Biological databases
Biological databases are digital libraries that store information about biological systems. This information can include DNA and protein sequences, gene expression data, 3D structures of molecules, and even images captured during microscopy . These databases are essential tools for biologists and researchers in related fields, as they provide a centralized location to store, access, and analyze biological data.
There are many different types of biological databases, each with its own focus. Here are a few examples:
- Nucleotide sequence databases:These databases store DNA and RNA sequences from a wide range of organisms. Examples include GenBank, the DNA Data Bank of Japan (DDBJ), and the European Nucleotide Archive (ENA).
- Protein sequence databases:These databases store protein sequences from a wide range of organisms. Examples include UniProt and the Protein Data Bank (PDB).
- Gene expression databases:These databases store information about the levels of gene expression in cells and tissues. Examples include the Gene Expression Omnibus (GEO) and ArrayExpress.
- Metabolic pathway databases:These databases store information about the chemical reactions that take place in cells. Examples include KEGG and MetaCyc.
Biological databases are constantly being updated with new information. This is because the field of biology is constantly evolving, and new discoveries are being made all the time. Biological databases are a valuable resource for scientists who are studying all aspects of life. By using biological databases, scientists can gain insights into the workings of living organisms, develop new treatments for diseases, and improve our understanding of the natural world.
Primary biological database
Primary biological databases store the raw, unprocessed information gathered directly from biological experiments or observations. They act as the foundation for further analysis and are like the original notes and measurements taken in a science experiment. Here are some examples of primary biological databases:
-
GenBank:This is a freely accessible, annotated collection of nucleotide sequences (DNA and RNA) maintained by the National Center for Biotechnology Information (NCBI) . It includes sequences from various sources, such as research projects, genome sequencing initiatives, and patent applications.
-
DNA Data Bank of Japan (DDBJ):Similar to GenBank, DDBJ is another primary sequence database. It's part of the International Nucleotide Sequence Database Collaboration (INSDC), which ensures data exchange and synchronization between these primary databases.
-
European Nucleotide Archive (ENA):This database is maintained by the European Bioinformatics Institute (EMBL-EBI) and also collaborates with the INSDC. ENA stores nucleotide sequences from various sources within Europe.
-
Protein Data Bank (PDB):This archive contains 3D structural data of large biological molecules, such as proteins and nucleic acids. PDB plays a crucial role in structural biology and drug discovery efforts.
-
Gene Expression Omnibus (GEO):This public repository stores high-throughput functional genomics data, specifically focusing on gene expression. Researchers can submit data from microarray and RNA sequencing experiments.
-
Sequence Read Archive (SRA): This archive acts as a companion to primary sequence databases like GenBank and DDBJ. It stores the raw sequence reads generated by high-throughput DNA sequencing technologies. While not strictly a primary database (it stores raw reads instead of assembled sequences), SRA plays a vital role in preserving the original sequencing information.

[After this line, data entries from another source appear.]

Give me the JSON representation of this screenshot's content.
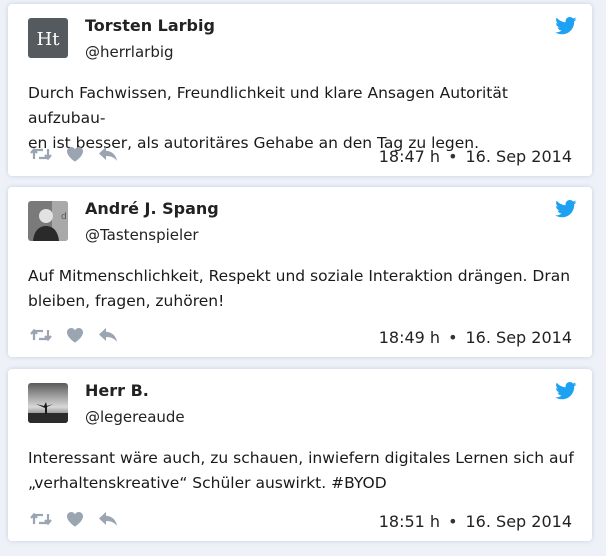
{
  "tweets": [
    {
      "name": "Torsten Larbig",
      "handle": "@herrlarbig",
      "avatar_text": "Ht",
      "text_line1": "Durch Fachwissen, Freundlichkeit und klare Ansagen Autorität aufzubau-",
      "text_line2": "en ist besser, als autoritäres Gehabe an den Tag zu legen.",
      "time": "18:47 h",
      "separator": "•",
      "date": "16. Sep 2014"
    },
    {
      "name": "André J. Spang",
      "handle": "@Tastenspieler",
      "text_line1": "Auf Mitmenschlichkeit, Respekt und soziale Interaktion drängen. Dran",
      "text_line2": "bleiben, fragen, zuhören!",
      "time": "18:49 h",
      "separator": "•",
      "date": "16. Sep 2014"
    },
    {
      "name": "Herr B.",
      "handle": "@legereaude",
      "text_line1": "Interessant wäre auch, zu schauen, inwiefern digitales Lernen sich auf",
      "text_line2": "„verhaltenskreative“ Schüler auswirkt. #BYOD",
      "time": "18:51 h",
      "separator": "•",
      "date": "16. Sep 2014"
    }
  ],
  "colors": {
    "twitter_blue": "#1da1f2",
    "icon_gray": "#9aa5b1",
    "background": "#eef2f8"
  },
  "icons": [
    "retweet-icon",
    "like-heart-icon",
    "reply-icon",
    "twitter-bird-icon"
  ]
}
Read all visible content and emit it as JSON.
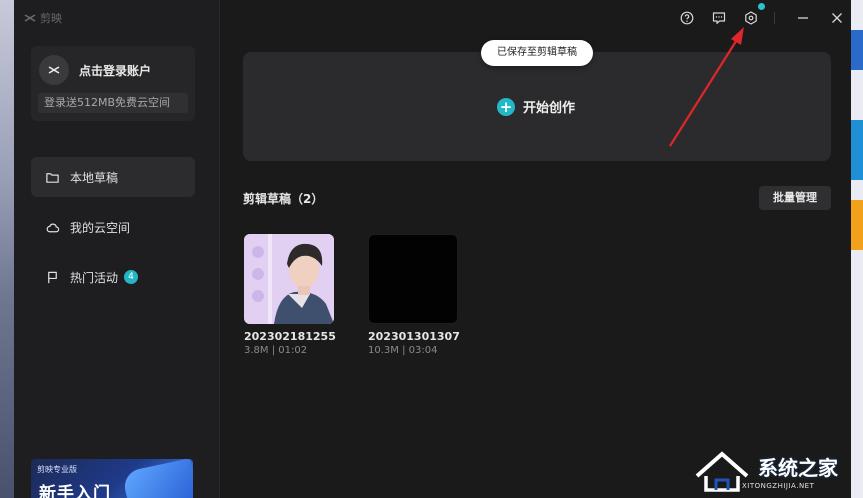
{
  "app": {
    "logo_text": "剪映"
  },
  "account": {
    "login_label": "点击登录账户",
    "promo": "登录送512MB免费云空间"
  },
  "sidebar": {
    "items": [
      {
        "label": "本地草稿",
        "icon": "folder-icon",
        "active": true
      },
      {
        "label": "我的云空间",
        "icon": "cloud-icon",
        "active": false
      },
      {
        "label": "热门活动",
        "icon": "flag-icon",
        "active": false,
        "badge": "4"
      }
    ]
  },
  "banner": {
    "brand": "剪映专业版",
    "title": "新手入门"
  },
  "titlebar": {
    "icons": [
      "help-icon",
      "feedback-icon",
      "settings-icon",
      "minimize-icon",
      "close-icon"
    ]
  },
  "toast": {
    "text": "已保存至剪辑草稿"
  },
  "create": {
    "label": "开始创作"
  },
  "drafts": {
    "section_title": "剪辑草稿（2）",
    "batch_label": "批量管理",
    "items": [
      {
        "name": "202302181255",
        "meta": "3.8M | 01:02",
        "thumb": "photo"
      },
      {
        "name": "202301301307",
        "meta": "10.3M | 03:04",
        "thumb": "black"
      }
    ]
  },
  "watermark": {
    "text": "系统之家",
    "url": "XITONGZHIJIA.NET"
  },
  "colors": {
    "accent": "#22b8c8",
    "background": "#1a1a1a",
    "annotation": "#e0262a"
  }
}
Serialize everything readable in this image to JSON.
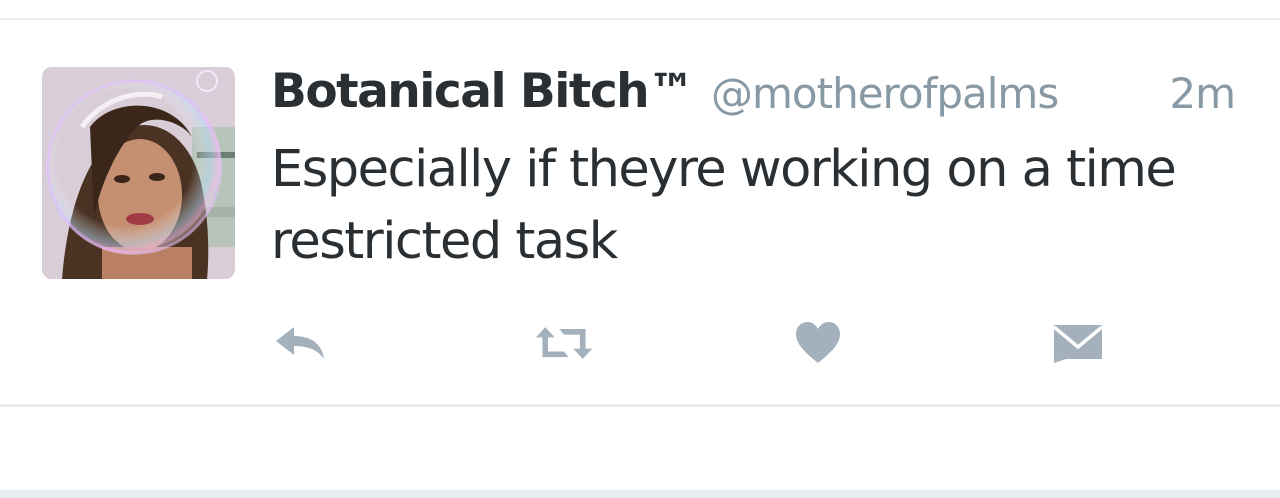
{
  "tweet": {
    "display_name": "Botanical Bitch™",
    "handle": "@motherofpalms",
    "timestamp": "2m",
    "text_line_1": "Especially if theyre working on a time",
    "text_line_2": "restricted task"
  },
  "actions": [
    {
      "name": "reply",
      "icon": "reply-icon"
    },
    {
      "name": "retweet",
      "icon": "retweet-icon"
    },
    {
      "name": "like",
      "icon": "heart-icon"
    },
    {
      "name": "direct-message",
      "icon": "envelope-icon"
    }
  ],
  "colors": {
    "name": "#292f33",
    "meta": "#8899a6",
    "icon": "#a4b1bc",
    "divider": "#e6ecf0"
  }
}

Secondary biological databases don't store raw data like their primary counterparts. Instead, they house analyzed and interpreted information derived from primary databases. They are essentially the result of processing, analyzing, and interpreting the raw data, providing a higher level of understanding and allowing researchers to draw conclusions from the original information.
Here are some key characteristics of secondary biological databases:
- Value-added: These databases build upon primary data by offering insights, predictions, and interpretations.
- Curated: Secondary databases are meticulously managed by experts to ensure accuracy and consistency of the data.
- Resource for Discovery: Secondary data allows researchers to explore trends, identify patterns, and develop new hypotheses.
Some prominent examples of secondary biological databases include:
- SWISS-PROT:This database provides functional annotations of proteins based on sequence data. Functional annotations describe the biological function of a protein, including its cellular location and its role in metabolic pathways.
- Kyoto Encyclopedia of Genes and Genomes (KEGG):KEGG offers information on metabolic pathways, genes and enzyme interactions, and also integrates information about diseases.
- Ensembl:This database annotates genes and genomes across different species. It integrates information from various sources to provide a comprehensive view of genes and their genomic context.
Secondary biological data is a powerful tool for researchers because it allows them to:
- Save time and resources: By leveraging existing analysis and interpretations, scientists can focus on new research questions.
- Gain new insights: Secondary data can reveal patterns or trends that might not be readily apparent from primary data alone.
- Develop new hypotheses: The analysis and interpretations within secondary data can spark new ideas for further investigation.